Waarom zijn prijs en hoeveelheid omgekeerd evenredig volgens de wet van de vraag?

ZEITGEIST MOVING FORWARD (Nederlandse Ondertitels) (November 2024)

ZEITGEIST MOVING FORWARD (Nederlandse Ondertitels) (November 2024)
Waarom zijn prijs en hoeveelheid omgekeerd evenredig volgens de wet van de vraag?

Inhoudsopgave:

Anonim
a:

Het klassieke vraag- en aanbodmodel voor micro-economie toont de prijs op de verticale as en de vraag op de horizontale as. Daartussenin bevindt zich een neerwaarts vertragende vraagcurve waarbij de gevraagde prijs en hoeveelheid een omgekeerde relatie hebben. Het algemene concept is intuïtief: naarmate goederen duurder worden, hebben mensen de neiging minder van hen te vragen.

Voor veel eenvoudige markten geldt deze omgekeerde relatie. Als de prijs van een shirt verdubbelt, kopen consumenten minder shirts, terwijl al het andere gelijk is. Als de shirts te koop worden aangeboden, kopen consumenten meer.

Er zijn echter verschillende problemen met het eenvoudige aanbod- en vraagmodel. Naast het theoretische bestaan ​​van goederen van Giffen en Veblen, kan een micro-economische basiskaart niet alle mogelijke variabelen bevatten die van invloed zijn op vraag en aanbod.

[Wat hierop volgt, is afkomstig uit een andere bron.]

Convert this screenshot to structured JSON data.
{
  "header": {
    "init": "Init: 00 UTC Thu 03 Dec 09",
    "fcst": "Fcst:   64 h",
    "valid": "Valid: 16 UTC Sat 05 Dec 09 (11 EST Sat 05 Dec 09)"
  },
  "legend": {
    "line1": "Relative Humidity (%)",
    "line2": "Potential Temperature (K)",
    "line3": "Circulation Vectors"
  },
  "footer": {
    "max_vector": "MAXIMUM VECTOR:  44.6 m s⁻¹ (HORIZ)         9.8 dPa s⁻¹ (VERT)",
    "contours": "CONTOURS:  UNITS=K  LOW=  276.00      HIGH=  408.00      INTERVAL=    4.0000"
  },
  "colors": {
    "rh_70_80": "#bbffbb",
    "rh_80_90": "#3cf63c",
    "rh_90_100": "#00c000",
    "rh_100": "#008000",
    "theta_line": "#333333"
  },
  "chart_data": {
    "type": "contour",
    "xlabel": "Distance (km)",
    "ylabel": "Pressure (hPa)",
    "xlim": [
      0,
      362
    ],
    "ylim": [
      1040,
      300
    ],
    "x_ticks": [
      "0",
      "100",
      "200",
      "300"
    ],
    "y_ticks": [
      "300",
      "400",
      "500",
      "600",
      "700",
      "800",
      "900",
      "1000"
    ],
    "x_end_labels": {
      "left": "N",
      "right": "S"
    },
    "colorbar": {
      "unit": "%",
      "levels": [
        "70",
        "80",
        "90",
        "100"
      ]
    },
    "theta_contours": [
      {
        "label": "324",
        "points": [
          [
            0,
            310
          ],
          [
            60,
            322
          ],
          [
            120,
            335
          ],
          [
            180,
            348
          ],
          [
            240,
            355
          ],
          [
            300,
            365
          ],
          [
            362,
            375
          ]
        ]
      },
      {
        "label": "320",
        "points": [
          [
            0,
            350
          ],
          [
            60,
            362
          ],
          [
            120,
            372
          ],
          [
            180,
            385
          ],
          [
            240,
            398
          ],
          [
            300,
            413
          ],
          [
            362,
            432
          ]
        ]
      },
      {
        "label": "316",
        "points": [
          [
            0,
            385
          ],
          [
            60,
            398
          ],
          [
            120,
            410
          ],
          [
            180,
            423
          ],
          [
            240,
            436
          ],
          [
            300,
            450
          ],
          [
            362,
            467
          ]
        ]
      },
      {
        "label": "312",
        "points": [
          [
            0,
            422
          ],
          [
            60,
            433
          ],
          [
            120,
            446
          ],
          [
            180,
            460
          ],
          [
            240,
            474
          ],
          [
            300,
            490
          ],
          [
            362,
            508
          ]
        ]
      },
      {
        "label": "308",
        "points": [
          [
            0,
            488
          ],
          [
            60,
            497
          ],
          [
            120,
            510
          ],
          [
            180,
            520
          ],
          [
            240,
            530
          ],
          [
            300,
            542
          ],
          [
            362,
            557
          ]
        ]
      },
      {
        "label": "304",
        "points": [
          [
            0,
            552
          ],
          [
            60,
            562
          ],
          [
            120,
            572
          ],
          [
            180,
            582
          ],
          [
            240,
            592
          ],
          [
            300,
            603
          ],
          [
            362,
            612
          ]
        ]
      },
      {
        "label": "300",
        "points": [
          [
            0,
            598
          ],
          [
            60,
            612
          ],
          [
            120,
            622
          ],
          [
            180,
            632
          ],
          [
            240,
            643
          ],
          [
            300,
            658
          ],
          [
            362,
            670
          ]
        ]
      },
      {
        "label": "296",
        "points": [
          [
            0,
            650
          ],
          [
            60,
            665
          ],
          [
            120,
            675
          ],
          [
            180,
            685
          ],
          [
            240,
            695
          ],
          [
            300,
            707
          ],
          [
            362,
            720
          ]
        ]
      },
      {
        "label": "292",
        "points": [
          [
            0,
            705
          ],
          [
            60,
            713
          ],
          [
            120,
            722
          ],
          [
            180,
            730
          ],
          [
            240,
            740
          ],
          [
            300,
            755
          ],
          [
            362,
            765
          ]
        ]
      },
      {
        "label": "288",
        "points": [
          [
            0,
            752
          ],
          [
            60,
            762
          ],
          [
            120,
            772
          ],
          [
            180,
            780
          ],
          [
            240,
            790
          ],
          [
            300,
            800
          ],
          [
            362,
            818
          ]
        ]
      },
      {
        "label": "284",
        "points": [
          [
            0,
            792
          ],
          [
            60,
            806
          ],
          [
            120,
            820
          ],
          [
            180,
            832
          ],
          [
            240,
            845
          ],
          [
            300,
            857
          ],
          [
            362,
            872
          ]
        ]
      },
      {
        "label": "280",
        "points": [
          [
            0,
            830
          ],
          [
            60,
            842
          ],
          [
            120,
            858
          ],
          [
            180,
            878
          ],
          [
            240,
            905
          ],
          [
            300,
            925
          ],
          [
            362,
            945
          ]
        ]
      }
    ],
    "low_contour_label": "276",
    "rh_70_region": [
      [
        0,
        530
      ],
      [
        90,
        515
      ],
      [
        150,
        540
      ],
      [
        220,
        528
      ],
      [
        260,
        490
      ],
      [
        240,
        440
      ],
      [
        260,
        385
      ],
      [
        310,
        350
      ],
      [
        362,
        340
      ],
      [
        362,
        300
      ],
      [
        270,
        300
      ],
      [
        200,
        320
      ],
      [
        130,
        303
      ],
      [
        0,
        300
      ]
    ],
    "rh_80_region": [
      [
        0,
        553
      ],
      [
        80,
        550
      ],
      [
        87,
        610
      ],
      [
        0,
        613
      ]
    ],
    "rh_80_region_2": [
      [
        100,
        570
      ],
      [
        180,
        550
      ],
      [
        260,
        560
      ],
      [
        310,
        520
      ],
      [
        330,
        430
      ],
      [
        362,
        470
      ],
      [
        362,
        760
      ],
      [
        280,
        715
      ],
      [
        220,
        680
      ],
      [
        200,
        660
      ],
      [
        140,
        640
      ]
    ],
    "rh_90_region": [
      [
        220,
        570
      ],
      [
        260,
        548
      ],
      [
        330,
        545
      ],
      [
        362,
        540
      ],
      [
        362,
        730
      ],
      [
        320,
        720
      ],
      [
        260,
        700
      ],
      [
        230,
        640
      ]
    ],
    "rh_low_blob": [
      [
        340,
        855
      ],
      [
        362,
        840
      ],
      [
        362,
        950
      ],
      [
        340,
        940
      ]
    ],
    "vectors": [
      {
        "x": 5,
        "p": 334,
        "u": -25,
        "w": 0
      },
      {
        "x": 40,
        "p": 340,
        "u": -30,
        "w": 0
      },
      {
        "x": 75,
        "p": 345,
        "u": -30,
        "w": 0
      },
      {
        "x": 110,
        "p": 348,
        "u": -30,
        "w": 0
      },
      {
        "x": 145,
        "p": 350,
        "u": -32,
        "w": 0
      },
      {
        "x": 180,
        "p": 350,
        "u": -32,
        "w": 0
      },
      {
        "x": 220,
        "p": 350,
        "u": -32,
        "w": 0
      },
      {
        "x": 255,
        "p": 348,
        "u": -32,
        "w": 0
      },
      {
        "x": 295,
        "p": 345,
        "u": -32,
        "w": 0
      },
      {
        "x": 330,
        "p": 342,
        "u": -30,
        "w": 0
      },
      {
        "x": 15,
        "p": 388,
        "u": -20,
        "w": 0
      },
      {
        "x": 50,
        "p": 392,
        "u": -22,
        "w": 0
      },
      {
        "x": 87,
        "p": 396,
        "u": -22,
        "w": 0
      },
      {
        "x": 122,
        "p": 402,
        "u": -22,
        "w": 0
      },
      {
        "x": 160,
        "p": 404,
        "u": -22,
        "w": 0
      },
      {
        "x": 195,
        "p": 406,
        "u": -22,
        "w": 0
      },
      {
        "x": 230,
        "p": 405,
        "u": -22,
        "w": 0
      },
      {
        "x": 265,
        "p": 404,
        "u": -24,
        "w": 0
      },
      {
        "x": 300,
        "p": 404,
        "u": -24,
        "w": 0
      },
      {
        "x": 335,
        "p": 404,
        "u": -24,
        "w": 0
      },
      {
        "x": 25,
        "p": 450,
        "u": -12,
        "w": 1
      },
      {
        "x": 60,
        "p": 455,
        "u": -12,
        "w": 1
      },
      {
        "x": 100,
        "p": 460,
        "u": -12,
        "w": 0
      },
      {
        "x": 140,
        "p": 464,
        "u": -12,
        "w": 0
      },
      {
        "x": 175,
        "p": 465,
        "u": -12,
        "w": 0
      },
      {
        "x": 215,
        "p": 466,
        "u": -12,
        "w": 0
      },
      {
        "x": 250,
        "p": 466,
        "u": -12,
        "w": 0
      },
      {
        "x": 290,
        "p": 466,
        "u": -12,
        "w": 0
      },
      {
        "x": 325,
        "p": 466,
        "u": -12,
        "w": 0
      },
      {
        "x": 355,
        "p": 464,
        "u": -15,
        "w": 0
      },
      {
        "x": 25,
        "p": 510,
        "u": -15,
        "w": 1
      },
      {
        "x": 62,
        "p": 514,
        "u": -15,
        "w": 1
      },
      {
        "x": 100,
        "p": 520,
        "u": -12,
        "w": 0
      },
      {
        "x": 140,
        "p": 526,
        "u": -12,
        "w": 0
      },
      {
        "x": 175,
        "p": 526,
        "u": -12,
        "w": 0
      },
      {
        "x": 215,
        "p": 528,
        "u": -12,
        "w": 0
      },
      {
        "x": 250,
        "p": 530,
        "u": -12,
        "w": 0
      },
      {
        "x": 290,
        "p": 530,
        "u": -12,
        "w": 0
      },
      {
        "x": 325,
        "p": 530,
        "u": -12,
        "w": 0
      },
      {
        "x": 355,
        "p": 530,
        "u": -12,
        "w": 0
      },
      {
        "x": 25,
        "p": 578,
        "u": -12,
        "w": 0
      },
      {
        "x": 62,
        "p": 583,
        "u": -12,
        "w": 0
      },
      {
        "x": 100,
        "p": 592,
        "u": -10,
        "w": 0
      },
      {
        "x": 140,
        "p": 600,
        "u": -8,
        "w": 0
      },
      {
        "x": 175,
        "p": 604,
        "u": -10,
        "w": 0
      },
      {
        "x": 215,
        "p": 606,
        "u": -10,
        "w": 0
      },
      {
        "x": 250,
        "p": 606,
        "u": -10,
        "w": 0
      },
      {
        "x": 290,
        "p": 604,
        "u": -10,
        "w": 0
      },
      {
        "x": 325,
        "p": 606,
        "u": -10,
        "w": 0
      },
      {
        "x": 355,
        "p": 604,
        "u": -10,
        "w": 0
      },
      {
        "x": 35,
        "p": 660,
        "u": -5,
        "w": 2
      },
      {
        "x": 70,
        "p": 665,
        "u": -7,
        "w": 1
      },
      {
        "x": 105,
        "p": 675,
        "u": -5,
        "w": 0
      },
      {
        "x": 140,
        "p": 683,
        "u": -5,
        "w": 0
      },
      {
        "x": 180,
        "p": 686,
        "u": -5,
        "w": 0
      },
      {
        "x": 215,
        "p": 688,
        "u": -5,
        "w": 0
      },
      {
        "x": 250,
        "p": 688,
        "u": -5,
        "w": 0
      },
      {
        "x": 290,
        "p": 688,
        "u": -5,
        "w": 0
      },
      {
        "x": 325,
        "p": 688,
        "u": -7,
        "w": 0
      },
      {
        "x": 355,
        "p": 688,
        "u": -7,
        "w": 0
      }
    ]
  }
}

Afleiden van de wet van eisen

De wet van de vraag is eigenlijk een deductief, logisch construct. Het houdt een aantal waarnemingen als waar: middelen zijn schaars, er zijn kosten verbonden aan het verwerven ervan en mensen gebruiken middelen om zinvolle doelen te bereiken.

Kosten betekenen niet noodzakelijkerwijs een dollarbedrag. Kosten vertegenwoordigen eenvoudig wat wordt opgegeven om iets te verwerven, zelfs als het tijd of energie is. Ware kosten impliceren ook opportuniteitskosten.

Aangezien mensen handelen, leiden economen af ​​dat hun acties noodzakelijkerwijs waardeoordelen weerspiegelen. Elke niet-reflex actie wordt ondernomen om in zekere zin waarde te verkrijgen of te vergroten; anders vindt er geen actie plaats. Deze definitie van waarde is ongelooflijk breed en kan als een tautologie worden beschouwd. Omdat de kosten voor het verwerven van een goede verhoging, vermindert het relatieve marginale nut ervan in vergelijking met andere goederen. Zelfs als alle relatieve kosten op exact hetzelfde moment met precies dezelfde proportie zijn toegenomen, zijn de middelen van consumenten eindig.

Consumenten sluiten alleen een vrijwillige handel aan als zij denken dat ze daarvoor, of ex ante, meer waarde krijgen als tegenprestatie; anders treedt er geen handel op. Wanneer de relatieve kosten van een goed stijgen, krimpt de kloof tussen waarde en kosten. Uiteindelijk gaat het weg. De wet van de vraag stelt dus eigenlijk: als de ware kostenstijging van een goed, vragen consumenten er relatief minder van.